The quality of District Data is the responsibility of the Participating District. Parental choice and consent is only expressed to the Participating District, not to the LHRIC. Corrections to District Data must be expressed and made through the Participating District.
Authorized Data Transfer
Prior to the transfer of any District Data, the LHRIC will receive the express permission of the Participating District.
Authorizations may be provided within service agreements and renew automatically with the service agreement until such time as the Participating District withdraws the authorization by e-mailing the appropriate Service Manager. Outside of service agreements, the Participating District authorizes the transfer of data, including data transferred in extracts and reports, by submitting a request to the LHRIC Service Desk or through the approval of a Proposal or Statement of Work.

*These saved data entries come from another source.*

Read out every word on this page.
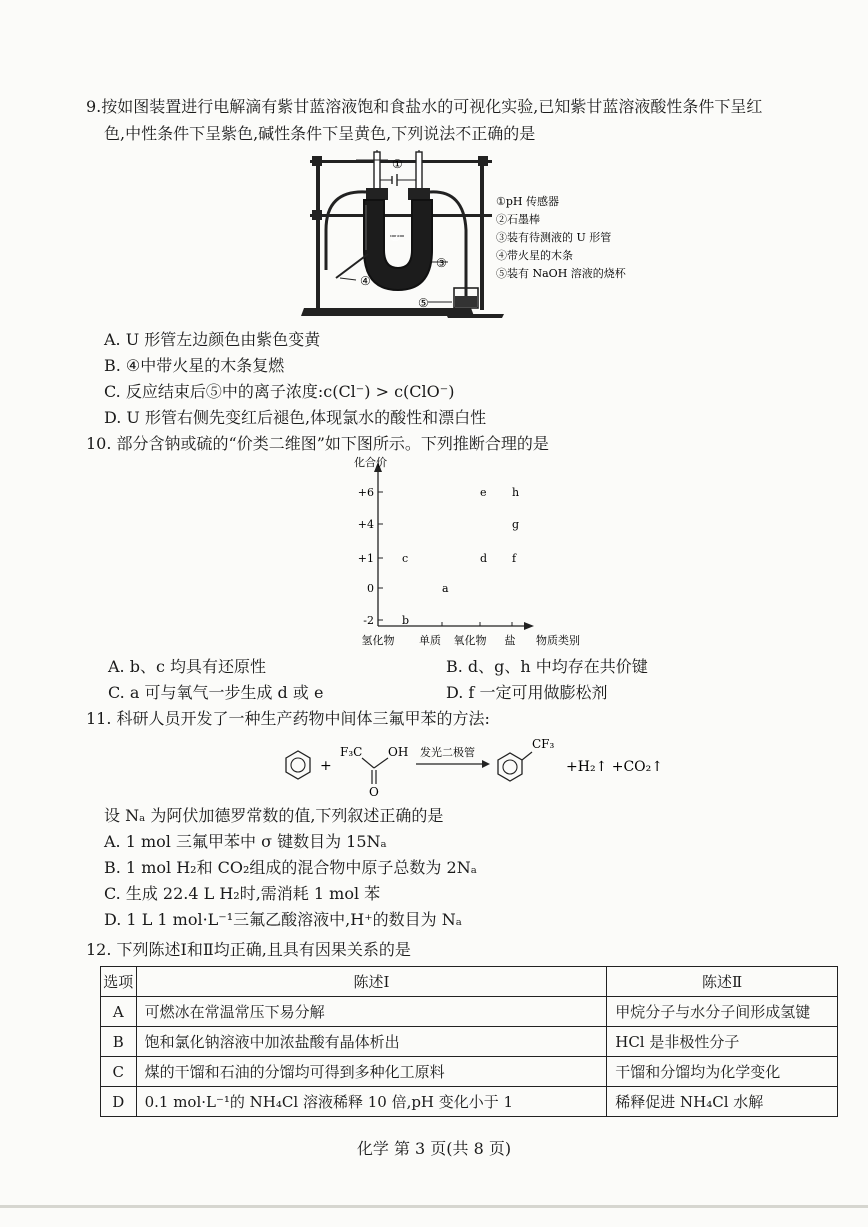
9.按如图装置进行电解滴有紫甘蓝溶液饱和食盐水的可视化实验,已知紫甘蓝溶液酸性条件下呈红
色,中性条件下呈紫色,碱性条件下呈黄色,下列说法不正确的是
①
②
③
④
⑤
①pH 传感器
②石墨棒
③装有待测液的 U 形管
④带火星的木条
⑤装有 NaOH 溶液的烧杯
A. U 形管左边颜色由紫色变黄
B. ④中带火星的木条复燃
C. 反应结束后⑤中的离子浓度:c(Cl⁻) > c(ClO⁻)
D. U 形管右侧先变红后褪色,体现氯水的酸性和漂白性
10. 部分含钠或硫的“价类二维图”如下图所示。下列推断合理的是
化合价
物质类别
+6
+4
+1
0
-2
氢化物 单质 氧化物 盐
e h
g
c	d f
a
b
A. b、c 均具有还原性	B. d、g、h 中均存在共价键
C. a 可与氧气一步生成 d 或 e	D. f 一定可用做膨松剂
11. 科研人员开发了一种生产药物中间体三氟甲苯的方法:
+
F₃C OH
O
发光二极管
CF₃
+H₂↑ +CO₂↑
设 Nₐ 为阿伏加德罗常数的值,下列叙述正确的是
A. 1 mol 三氟甲苯中 σ 键数目为 15Nₐ
B. 1 mol H₂和 CO₂组成的混合物中原子总数为 2Nₐ
C. 生成 22.4 L H₂时,需消耗 1 mol 苯
D. 1 L 1 mol·L⁻¹三氟乙酸溶液中,H⁺的数目为 Nₐ
12. 下列陈述Ⅰ和Ⅱ均正确,且具有因果关系的是
选项	陈述Ⅰ	陈述Ⅱ
A	可燃冰在常温常压下易分解	甲烷分子与水分子间形成氢键
B	饱和氯化钠溶液中加浓盐酸有晶体析出	HCl 是非极性分子
C	煤的干馏和石油的分馏均可得到多种化工原料	干馏和分馏均为化学变化
D	0.1 mol·L⁻¹的 NH₄Cl 溶液稀释 10 倍,pH 变化小于 1	稀释促进 NH₄Cl 水解
化学 第 3 页(共 8 页)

The LHRIC will inform the Participating District upon receipt of a request by legal authorities for the Participating District’s Data. The LHRIC will give the Participating District the opportunity to challenge the disclosure.
Third-Party Services
When services utilized by the LHRIC cause District Data to reside off-site of the LHRIC locations or give access to District Data to individuals or entities who are not LHRIC personnel, including but not limited to test scoring, printing and software providers, such individuals or entities will comply with Education Law 2d Part 121 Regulation. For those vendors that have District data protected by Education Law 2-d, a Data Protection Agreement is signed by any vendor. A sample agreement can be found here:
207b0b8d-efca-4f9a-92e7-e07a3a68137f (echalk-slate-prod.s3.amazonaws.com)
Changes to Data Privacy and Security Notice
If the Notice is changed, the changes will be posted on the LHRIC website and/or other appropriate venues accessible to Participating Districts.